Recherche – Detailansicht

Ausgabe:

Juli/August/2001

Spalte:

790–792

Kategorie:

Kirchengeschichte: Neuzeit

Autor/Hrsg.:

Ward, William Reginald

Titel/Untertitel:

Kirchengeschichte Großbritanniens vom 17. bis zum 20. Jahrhundert. Aus dem engl. Manuskript übers. von S. Westermann.

Verlag:

Leipzig: Evang. Verlagsanstalt 2000. 202 S. gr.8 = Kirchengeschichte in Einzeldarstellungen, III/7. Geb. DM 48,50. ISBN 3-374-01750-9.

Rezensent:

Keith Robbins

Succinct but scholarly syntheses of British church history from the seventeenth to the twentieth centuries are relatively rare. The reasons for this are not difficult to discover. Historians have been reluctant to produce manageable accounts of such a complex topic over a comparatively long period. Ward, however, in a retirement that has made him seemingly ever more productive, has tackled the task with characteristically fearless boldness. His extensive publications, with their focus on eighteenth- and nineteenth-century Evangelicalism and Pietism in Britain and in mainland Europe, are no doubt well-known to many readers of this journal. They make him admirably equipped for this task. Although his account necessarily covers topics on which he would not claim quite the same degree of authority as he manifestly possesses in the above-mentioned areas, he nevertheless has been shrewd throughout in selecting appropriate material.

In his introduction, Ulrich Gäbler observes, however, that German readers may nevertheless be a little surprised by this volume as 'Church History' for a variety of reasons. No one need doubt Ward's understanding of the inner life of the churches but he also writes with the eye of a social historian keen to place ecclesiastical developments in their full social, political and cultural contexts. What is even more noticeable about this volume is the fact that his perspective is genuinely and ambitiously British. The full significance of this remark may not immediately be apparent to German readers of this review. What it means is that the author does not restrict himself to thinking that British church history is synonymous with English church history - as some (English) authors have been tempted to suppose. The present account therefore explicitly tackles England, Scotland, Wales and, to some extent, Ireland. That is still unusual even in books published in English. In adopting this perspective, Ward is not only displaying his own natural inclination, evident in other publications, to pursue ecclesiastical trends and developments 'transnationally' but also showing a keen awareness of what is sometimes called 'the new British history' and approach which emphasizes the distinctiveness of the countries which make up Great Britain/the British Isles while not denying the unity which to greater or lesser degree they all share.

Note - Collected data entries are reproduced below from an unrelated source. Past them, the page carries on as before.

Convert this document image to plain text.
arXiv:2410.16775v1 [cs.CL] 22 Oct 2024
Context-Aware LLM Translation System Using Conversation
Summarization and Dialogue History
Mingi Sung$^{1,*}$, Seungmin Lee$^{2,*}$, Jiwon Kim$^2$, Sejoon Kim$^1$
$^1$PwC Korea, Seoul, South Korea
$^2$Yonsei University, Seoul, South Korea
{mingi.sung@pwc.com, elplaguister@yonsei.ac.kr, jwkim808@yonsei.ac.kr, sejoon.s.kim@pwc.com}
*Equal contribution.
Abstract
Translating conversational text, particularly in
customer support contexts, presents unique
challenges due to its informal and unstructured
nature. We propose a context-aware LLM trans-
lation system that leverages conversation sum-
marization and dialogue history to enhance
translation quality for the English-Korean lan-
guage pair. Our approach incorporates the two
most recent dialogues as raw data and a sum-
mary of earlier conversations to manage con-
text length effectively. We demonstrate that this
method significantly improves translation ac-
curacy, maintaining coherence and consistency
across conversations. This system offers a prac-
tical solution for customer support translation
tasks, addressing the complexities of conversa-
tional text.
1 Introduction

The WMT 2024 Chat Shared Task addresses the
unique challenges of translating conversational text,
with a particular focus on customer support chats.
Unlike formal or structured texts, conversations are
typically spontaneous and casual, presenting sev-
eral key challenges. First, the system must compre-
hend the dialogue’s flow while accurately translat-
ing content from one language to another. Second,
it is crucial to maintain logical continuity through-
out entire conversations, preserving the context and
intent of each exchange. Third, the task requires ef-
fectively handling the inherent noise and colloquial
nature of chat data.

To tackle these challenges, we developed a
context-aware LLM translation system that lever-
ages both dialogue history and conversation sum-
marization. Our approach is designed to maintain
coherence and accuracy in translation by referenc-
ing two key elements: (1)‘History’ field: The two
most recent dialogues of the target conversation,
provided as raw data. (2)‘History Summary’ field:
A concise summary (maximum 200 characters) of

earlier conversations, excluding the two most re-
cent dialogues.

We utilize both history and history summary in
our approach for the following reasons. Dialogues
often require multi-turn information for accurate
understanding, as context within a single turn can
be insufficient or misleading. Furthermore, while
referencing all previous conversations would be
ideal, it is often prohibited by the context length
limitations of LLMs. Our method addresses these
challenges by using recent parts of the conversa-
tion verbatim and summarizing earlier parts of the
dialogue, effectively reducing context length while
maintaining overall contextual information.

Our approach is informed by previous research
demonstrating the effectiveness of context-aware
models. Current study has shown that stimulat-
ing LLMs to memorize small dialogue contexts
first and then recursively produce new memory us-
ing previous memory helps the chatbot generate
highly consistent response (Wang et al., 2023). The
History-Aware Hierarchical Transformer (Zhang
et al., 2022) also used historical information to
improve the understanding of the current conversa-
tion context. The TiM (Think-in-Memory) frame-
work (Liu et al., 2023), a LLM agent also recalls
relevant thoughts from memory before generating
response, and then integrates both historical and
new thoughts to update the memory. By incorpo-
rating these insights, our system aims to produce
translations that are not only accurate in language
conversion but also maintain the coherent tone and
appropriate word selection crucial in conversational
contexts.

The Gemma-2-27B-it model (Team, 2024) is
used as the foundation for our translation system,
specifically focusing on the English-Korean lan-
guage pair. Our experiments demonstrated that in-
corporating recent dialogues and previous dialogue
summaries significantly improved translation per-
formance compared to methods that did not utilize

And indeed there are good grounds for supposing that it is particularly in the study of church history that both diversity and unity, in uneasy tension, are conspicuously to be found. On the one hand, until the mid-nineteenth century - leaving aside Ireland - the church history that Ward describes is that of a 'Protestant' country and, as such, in European terms stood over against 'Catholic' countries in popular mythology and national self-definition. But that 'Protestantism' was never uniform either in terms of ecclesiology or theology. In itself that is not exceptional but what is distinctive, if not unique, is the extent to which doctrines and polities, in different parts of these islands, implicitly or explicitly or implicitly served to develop and maintain identities perceived as national. Nowhere was (and is) this blending more evident than in the English/Scottish relationship. In the nineteenth century, similarly, Protestant Nonconformity could be portrayed, more or less plausibly, as the embodiment of 'Welshness' and produce an agitation which culminated in the disestablishment, in the early twentieth century, of what was still then the Church of England in Wales. Other more detailed illustrations of these relationships could be given. Collectively, they reinforce the point that in a very important sense there is no such thing as 'British Church History' because there is no such thing as a British Church. The sensitivity Ward displays in this respect is exemplary. His awareness of similarities and differences pervades this book and may well open the eyes of German readers historically (and too easily) accustomed to thinking of the insular polity as 'England'.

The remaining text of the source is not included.